Banda, film kedua yang diputar dalam Main Screening Indonesian Film Festival 2018 pada hari Sabtu, 28 April 2018 lalu mengundang animo besar dari penikmat film. ACMI Cinema 1 yang berkapasitas 200 kursi tersebut tersebut disesaki penonton. Bahkan sebagian besar pengunjung tidak meninggalkan kursi pada saat sesi tanya jawab dengan Jay Subiyakto sebagai sutradara film Banda.
Banda the Dark Forgotten Trail adalah sebuah film dokumenter berdurasi 94 menit yang mengupas kepulauan Banda, mulai dari kekayaan sumber daya, budaya, sampai dengan keindahan alamnya. Narasi sejarah tersebut dituturkan dengan apik oleh Reza Rahardian, membawa penonton terpesona dalam gambar demi gambar yang bercerita tentang banyak hal. Salah satunya adalah fakta bahwa di abad ke-17, Banda memiliki kekayaan yang nilainya melebihi emas, yaitu pala. Berguna sebagai penambah rasa masakan, pengawet makanan, bahkan sampai obat, kemahsyuran buah ini mengundang perseteruan bangsa-bangsa Eropa untuk meneguhkan posisi di Banda. Kisah pun bergulir, salah satunya tentang beberapa tokoh besar Indonesia seperti Mohammad Hatta, Sutan Sjahrir, Dr Tjipto Mangunkusumo, dan Iwa Kusuma Sumantri yang diasingkan ke Banda Neira.

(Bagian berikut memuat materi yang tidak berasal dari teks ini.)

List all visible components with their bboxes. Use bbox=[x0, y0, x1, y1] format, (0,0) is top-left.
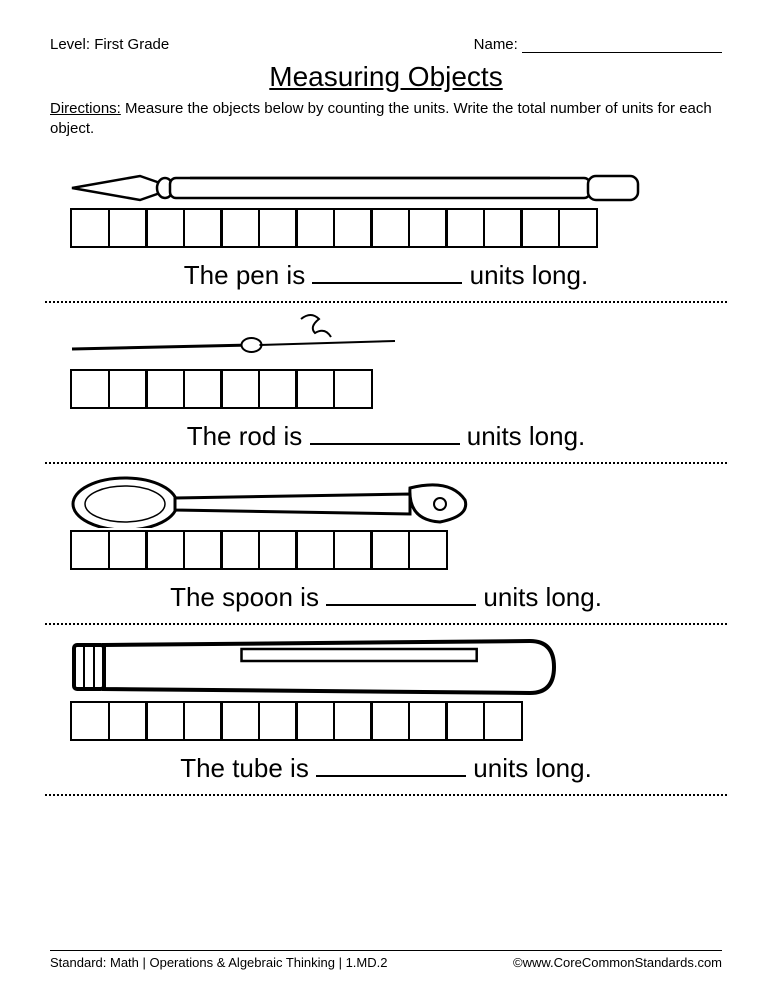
sentence-pre: The spoon is bbox=[170, 582, 326, 612]
unit-box bbox=[408, 701, 448, 741]
problem-rod: The rod is units long. bbox=[50, 307, 722, 464]
sentence-pre: The pen is bbox=[184, 260, 313, 290]
page-title: Measuring Objects bbox=[50, 61, 722, 93]
unit-box bbox=[295, 208, 335, 248]
unit-box bbox=[445, 701, 485, 741]
directions-label: Directions: bbox=[50, 100, 121, 117]
pen-drawing bbox=[50, 146, 722, 206]
unit-boxes bbox=[50, 208, 722, 248]
sentence-post: units long. bbox=[476, 582, 602, 612]
divider bbox=[45, 301, 727, 303]
spoon-icon bbox=[70, 470, 480, 528]
unit-box bbox=[295, 530, 335, 570]
unit-box bbox=[220, 208, 260, 248]
problem-spoon: The spoon is units long. bbox=[50, 468, 722, 625]
divider bbox=[45, 462, 727, 464]
unit-box bbox=[183, 701, 223, 741]
unit-box bbox=[520, 208, 560, 248]
divider bbox=[45, 623, 727, 625]
unit-box bbox=[258, 701, 298, 741]
unit-box bbox=[183, 208, 223, 248]
unit-box bbox=[558, 208, 598, 248]
unit-box bbox=[370, 530, 410, 570]
unit-box bbox=[408, 530, 448, 570]
name-blank[interactable] bbox=[522, 52, 722, 53]
problem-tube: The tube is units long. bbox=[50, 629, 722, 796]
unit-boxes bbox=[50, 369, 722, 409]
unit-boxes bbox=[50, 701, 722, 741]
unit-box bbox=[258, 369, 298, 409]
unit-box bbox=[333, 701, 373, 741]
footer-copyright: ©www.CoreCommonStandards.com bbox=[513, 955, 722, 970]
unit-box bbox=[333, 208, 373, 248]
unit-boxes bbox=[50, 530, 722, 570]
sentence-post: units long. bbox=[462, 260, 588, 290]
unit-box bbox=[108, 530, 148, 570]
unit-box bbox=[220, 369, 260, 409]
answer-sentence: The spoon is units long. bbox=[50, 582, 722, 613]
sentence-pre: The rod is bbox=[187, 421, 310, 451]
spoon-drawing bbox=[50, 468, 722, 528]
pen-icon bbox=[70, 148, 650, 206]
unit-box bbox=[183, 369, 223, 409]
unit-box bbox=[145, 701, 185, 741]
unit-box bbox=[408, 208, 448, 248]
directions: Directions: Measure the objects below by… bbox=[50, 99, 722, 140]
unit-box bbox=[108, 208, 148, 248]
unit-box bbox=[145, 208, 185, 248]
footer: Standard: Math | Operations & Algebraic … bbox=[50, 950, 722, 970]
unit-box bbox=[70, 208, 110, 248]
sentence-post: units long. bbox=[460, 421, 586, 451]
unit-box bbox=[295, 369, 335, 409]
unit-box bbox=[183, 530, 223, 570]
unit-box bbox=[70, 530, 110, 570]
name-field: Name: bbox=[474, 36, 722, 53]
unit-box bbox=[220, 701, 260, 741]
answer-blank[interactable] bbox=[326, 604, 476, 606]
rod-drawing bbox=[50, 307, 722, 367]
unit-box bbox=[483, 701, 523, 741]
unit-box bbox=[258, 530, 298, 570]
unit-box bbox=[70, 701, 110, 741]
unit-box bbox=[333, 369, 373, 409]
header-row: Level: First Grade Name: bbox=[50, 36, 722, 53]
unit-box bbox=[258, 208, 298, 248]
unit-box bbox=[145, 369, 185, 409]
unit-box bbox=[483, 208, 523, 248]
unit-box bbox=[333, 530, 373, 570]
unit-box bbox=[370, 701, 410, 741]
problem-pen: The pen is units long. bbox=[50, 146, 722, 303]
problems-container: The pen is units long. The rod is units … bbox=[50, 146, 722, 796]
unit-box bbox=[445, 208, 485, 248]
divider bbox=[45, 794, 727, 796]
unit-box bbox=[108, 701, 148, 741]
unit-box bbox=[370, 208, 410, 248]
answer-blank[interactable] bbox=[310, 443, 460, 445]
level: Level: First Grade bbox=[50, 36, 169, 53]
unit-box bbox=[108, 369, 148, 409]
directions-text: Measure the objects below by counting th… bbox=[50, 100, 712, 137]
unit-box bbox=[295, 701, 335, 741]
footer-standard: Standard: Math | Operations & Algebraic … bbox=[50, 955, 387, 970]
answer-sentence: The tube is units long. bbox=[50, 753, 722, 784]
answer-sentence: The pen is units long. bbox=[50, 260, 722, 291]
tube-icon bbox=[70, 631, 560, 699]
unit-box bbox=[70, 369, 110, 409]
level-label: Level: bbox=[50, 36, 90, 53]
name-label: Name: bbox=[474, 36, 518, 53]
sentence-post: units long. bbox=[466, 753, 592, 783]
level-value: First Grade bbox=[94, 36, 169, 53]
answer-sentence: The rod is units long. bbox=[50, 421, 722, 452]
unit-box bbox=[145, 530, 185, 570]
answer-blank[interactable] bbox=[316, 775, 466, 777]
rod-icon bbox=[70, 309, 400, 367]
sentence-pre: The tube is bbox=[180, 753, 316, 783]
tube-drawing bbox=[50, 629, 722, 699]
unit-box bbox=[220, 530, 260, 570]
answer-blank[interactable] bbox=[312, 282, 462, 284]
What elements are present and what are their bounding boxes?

Di beberapa menit terakhir, diperlihatkan Banda masa kini yang bertahan dengan industri perkebunan pala, perikanan dan pariwisata bawah lautnya. Namun ketiadaan inovasi dan pembaharuan membuat nadi perekonomian Banda melemah, tak sejaya dahulu. Masyarakat Banda yang multikultural sempat mengalami goncangan berat di tahun 1999. Kejadian masa itu dituturkan dari sudut pandang orang pertama, Pongky van den Broeke, yang juga merupakan korban kerusuhan.
Film Banda ditutup dengan puisi karya Chairil Anwar yang berjudul Cerita Buat Dien Tamaela. Berkisah tentang semangat dan keberanian pemuda Maluku, Chairil mampu menggambarkannya dengan sempurna walaupun tak sedetik pun ia pernah menjejakkan kaki di Maluku.
Pemutaran film kemudian disusul dengan sesi tanya jawab singkat yang dipandu oleh Peter Krausz, kritikus film Australia. Dalam sesi ini Peter mengungkapkan apresiasinya atas film Banda yang menurutnya menarik dan tidak biasa, termasuk penggunaan animasi untuk menggambarkan adegan sadis. Diakui Jay, salah satu faktor yang mendorong dirinya memakai animasi dan bukannya aksi seperti film laga adalah karena keterbatasan biaya. Ujaran Jay ini tentu saja mengundang tawa pengunjung.
Pertanyaan menarik lainnya adalah bagaimana cara Jay mengatur waktu dan emosi selama pembuatan film tersebut, terutama dalam menjaga kualitas tontonan. Di sinilah, Jay berkata bahwa ia menerapkan hal yang tidak biasa, yaitu membiarkan enam sinematografi yang disewa untuk berkarya sebebas dan semau mereka. Foto, suara dan cuplikan video yang diambil benar-benar berbeda antara satu sama lain, menambah keunikan gambar dan pada akhirnya membuat Banda menjadi karya utuh yang unik dan menarik.